When considering how to scale your business one has to consider what core services drive your customers. By applying product-thinking you will; identify the data and assets teams need, define domain boundaries and identify clear ownership, whilst preventing production waste.
Why build a platform?
To understand the case for building a digital platform, we need to appreciate the problem it addresses for a growing business with growing complexity. On one hand, start-ups are known for being nimble and fast-moving due to their size. But for the organizations needing to scale, their size hinders their growth and response to market changes.
As a business grows, it becomes more complex and causes points of friction between it's teams. This begins to significantly slow-down the rate at which teams deliver value to their customers. What we often hear from our clients is that the technology they’d expected to be an accelerator, is often what slows them down. Most new business initiatives never see any customer feedback because their budgets were more than the business could afford to invest.
Rapid experimentation is the hallmark of the Lean Enterprise, and is how a business finds what products will service their customers needs. However, unless these experiments are cheap to execute, teams will not explore them. This results in less experimentation and means less new ideas going to market and then we hear the stories of businesses like Kodak and Nokia, and a number of others that failed to respond to changing customer needs.
Ryan Murray, Principal Consultant, ThoughtWorks
A platform enables the flexibility to experiment in response to the everchanging complex world all while maintaining the simplicity of core business functionality.
The reason for platforms is the promise of accelerated value delivery at scale. Maintaining simplicity within their internal domain model as it is incumbent upon the businesses that will flourish in an ever more complex world.
How do platforms hide or encapsulate domain complexity?
Capabilities vs Touchpoints
Platforms are composed of these smaller units of business context called Capabilities. You are probably familiar with the components of a software product that a customer primarily interacts with, usually presented as a GUI and referred to as the "front-end" or even the "Product". Most organizations have gotten really good at applying iterative design, prioritization, continuous customer feedback to how they build these touchpoints (products).

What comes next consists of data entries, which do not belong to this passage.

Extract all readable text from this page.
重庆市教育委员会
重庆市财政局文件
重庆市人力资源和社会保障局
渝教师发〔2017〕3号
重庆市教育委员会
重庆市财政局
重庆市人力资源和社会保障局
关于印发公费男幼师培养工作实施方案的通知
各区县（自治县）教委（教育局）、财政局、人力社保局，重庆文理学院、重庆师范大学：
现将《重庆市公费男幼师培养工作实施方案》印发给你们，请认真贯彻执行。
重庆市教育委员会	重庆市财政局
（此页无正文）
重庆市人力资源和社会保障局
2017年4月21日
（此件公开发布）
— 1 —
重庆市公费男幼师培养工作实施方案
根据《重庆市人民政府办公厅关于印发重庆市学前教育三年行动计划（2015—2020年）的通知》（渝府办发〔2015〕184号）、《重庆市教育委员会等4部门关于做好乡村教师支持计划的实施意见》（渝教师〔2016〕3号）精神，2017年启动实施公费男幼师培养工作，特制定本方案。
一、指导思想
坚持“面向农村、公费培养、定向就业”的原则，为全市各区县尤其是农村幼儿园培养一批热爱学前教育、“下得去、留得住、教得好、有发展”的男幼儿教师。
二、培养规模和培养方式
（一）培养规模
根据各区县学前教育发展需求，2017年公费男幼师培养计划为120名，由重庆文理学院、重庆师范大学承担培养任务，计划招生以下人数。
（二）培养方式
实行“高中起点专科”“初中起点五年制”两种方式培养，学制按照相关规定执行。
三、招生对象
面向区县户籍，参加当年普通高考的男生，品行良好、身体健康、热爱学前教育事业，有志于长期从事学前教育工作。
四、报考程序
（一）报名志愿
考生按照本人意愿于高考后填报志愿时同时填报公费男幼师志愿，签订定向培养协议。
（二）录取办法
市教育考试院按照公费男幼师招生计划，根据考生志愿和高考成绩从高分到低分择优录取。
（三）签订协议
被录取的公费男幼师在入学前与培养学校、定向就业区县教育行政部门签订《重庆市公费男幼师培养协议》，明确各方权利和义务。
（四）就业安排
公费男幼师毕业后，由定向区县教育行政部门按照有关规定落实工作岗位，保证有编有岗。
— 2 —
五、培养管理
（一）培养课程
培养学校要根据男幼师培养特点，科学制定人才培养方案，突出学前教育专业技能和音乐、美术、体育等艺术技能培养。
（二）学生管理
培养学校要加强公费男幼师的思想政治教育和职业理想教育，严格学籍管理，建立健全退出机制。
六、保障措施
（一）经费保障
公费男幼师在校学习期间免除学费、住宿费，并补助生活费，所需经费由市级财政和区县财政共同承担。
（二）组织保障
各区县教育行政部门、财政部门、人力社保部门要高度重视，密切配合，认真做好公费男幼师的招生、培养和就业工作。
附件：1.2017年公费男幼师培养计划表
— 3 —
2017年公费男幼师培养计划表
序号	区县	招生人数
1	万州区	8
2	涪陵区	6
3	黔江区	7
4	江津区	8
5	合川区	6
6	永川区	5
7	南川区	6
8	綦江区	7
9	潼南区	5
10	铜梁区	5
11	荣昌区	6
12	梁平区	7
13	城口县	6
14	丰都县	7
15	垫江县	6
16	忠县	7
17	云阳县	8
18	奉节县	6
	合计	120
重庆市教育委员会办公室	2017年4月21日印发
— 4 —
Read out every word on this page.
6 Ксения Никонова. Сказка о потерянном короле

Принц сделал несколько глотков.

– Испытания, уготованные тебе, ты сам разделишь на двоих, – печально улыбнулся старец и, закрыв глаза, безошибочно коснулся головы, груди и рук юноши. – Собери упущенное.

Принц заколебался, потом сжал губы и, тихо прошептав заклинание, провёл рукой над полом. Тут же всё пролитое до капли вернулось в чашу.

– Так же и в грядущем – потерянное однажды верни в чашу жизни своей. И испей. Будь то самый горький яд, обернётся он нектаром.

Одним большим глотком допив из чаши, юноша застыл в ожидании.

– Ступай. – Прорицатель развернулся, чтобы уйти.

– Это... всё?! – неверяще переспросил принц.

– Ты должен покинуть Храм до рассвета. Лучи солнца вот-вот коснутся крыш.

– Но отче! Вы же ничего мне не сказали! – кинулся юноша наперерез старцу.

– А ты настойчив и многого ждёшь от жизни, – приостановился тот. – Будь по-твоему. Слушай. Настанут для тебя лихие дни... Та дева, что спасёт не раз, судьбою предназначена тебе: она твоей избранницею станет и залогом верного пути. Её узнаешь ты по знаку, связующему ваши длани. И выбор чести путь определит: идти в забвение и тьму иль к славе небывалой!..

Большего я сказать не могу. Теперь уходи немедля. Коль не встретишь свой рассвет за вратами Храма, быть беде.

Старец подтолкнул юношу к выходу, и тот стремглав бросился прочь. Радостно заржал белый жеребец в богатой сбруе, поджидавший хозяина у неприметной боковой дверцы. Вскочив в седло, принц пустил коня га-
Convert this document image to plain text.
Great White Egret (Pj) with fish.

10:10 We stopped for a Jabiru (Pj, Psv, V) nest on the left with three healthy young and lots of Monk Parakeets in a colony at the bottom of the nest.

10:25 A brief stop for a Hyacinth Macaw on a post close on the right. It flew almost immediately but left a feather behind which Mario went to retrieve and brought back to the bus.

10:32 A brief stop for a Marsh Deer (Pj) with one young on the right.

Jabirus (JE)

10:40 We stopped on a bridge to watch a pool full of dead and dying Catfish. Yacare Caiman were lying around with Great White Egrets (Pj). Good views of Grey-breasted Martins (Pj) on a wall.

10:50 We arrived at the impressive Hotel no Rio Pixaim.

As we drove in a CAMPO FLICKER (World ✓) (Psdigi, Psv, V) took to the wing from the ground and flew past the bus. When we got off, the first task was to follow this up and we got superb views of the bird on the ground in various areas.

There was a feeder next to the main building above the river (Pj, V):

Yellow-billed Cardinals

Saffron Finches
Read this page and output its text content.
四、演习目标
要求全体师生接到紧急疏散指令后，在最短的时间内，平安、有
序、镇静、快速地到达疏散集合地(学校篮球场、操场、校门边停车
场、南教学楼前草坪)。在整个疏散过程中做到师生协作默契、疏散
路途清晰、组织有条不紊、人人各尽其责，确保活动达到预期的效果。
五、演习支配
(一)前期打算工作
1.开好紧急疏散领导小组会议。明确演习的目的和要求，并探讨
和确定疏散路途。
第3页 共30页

In a well architected platform, capabilities are the distinct engines behind those customer touchpoints.
A key component of a good platform strategy is identifying, building, evolving and managing your platform capabilities as products. We need to shift those product management skill sets further down into the platform so to speak.
Capabilities are not just your traditional "back-end" and treating them as mere implementation details will rapidly increase domain complexity for your software delivery teams.
This model of what we are calling "technical product thinking" isn't new. We find that it exists more clearly (and may be better recognized) in non-software business domains that's literally much older than software.
Growing grapes, Making wine, Producing jam...
Referencing back to our analogy of our grape vineyard with platform thinking applied, we see the importance of two types of roles to help ensure we are scaling appropriately. Let’s think of product management at the platform level as grape growers and product managers at the customer touchpoints as the merchants of wine, jam or other grape products.
As we consider different market channels such as: wholesale grape distribution, grape juice and jam production, wine distillation and bottling, we see there is an overlap when it comes to how the grapes are grown and harvested. The grape merchants have an important role in having a full understanding of how to ensure customer and business value is generated for their specific products. But the wine merchants do not need to have a detailed understanding of how pinot noir grapes best thrive in certain temperatures nor do the jam merchants need to know the best soil conditions for grapes to make jam. This type of domain knowledge is important for the grape growers to own and produce a high yield to satisfy all use cases for the merchants. The separation of boundaries allows for both of these roles to have the focus they need for their respective domains.
When building your platform capabilities, you must have product ownership at your platform level to ensure you are supporting your current customer experiences and creating room to experiment for new ones. The product managers on the platform need to understand the engineers that will consume and leverage these APIs, libraries or tools to provide excellent developer experience. When you think of your core capabilities as a product, you increase the reusability of those capabilities and eliminate the need to reinvent the wheel.
There’s some good news and bad news here. The bad news is that there’s a key ingredient missing in your platform strategy. The good news is that the missing ingredient is available in plain site. Your product management organization and objectives need to be applied to shape your platform capabilities. This is similar to how it has shaped your customer touch points.
This craft of applying product-thinking to digital platforms is still in its infancy within the industry. For this reason, we’ve seen it go by many names even within ThoughtWorks: Technical Product Management, Platform Product Management, Capability Product Management or our current personal favorite; Grape Growing.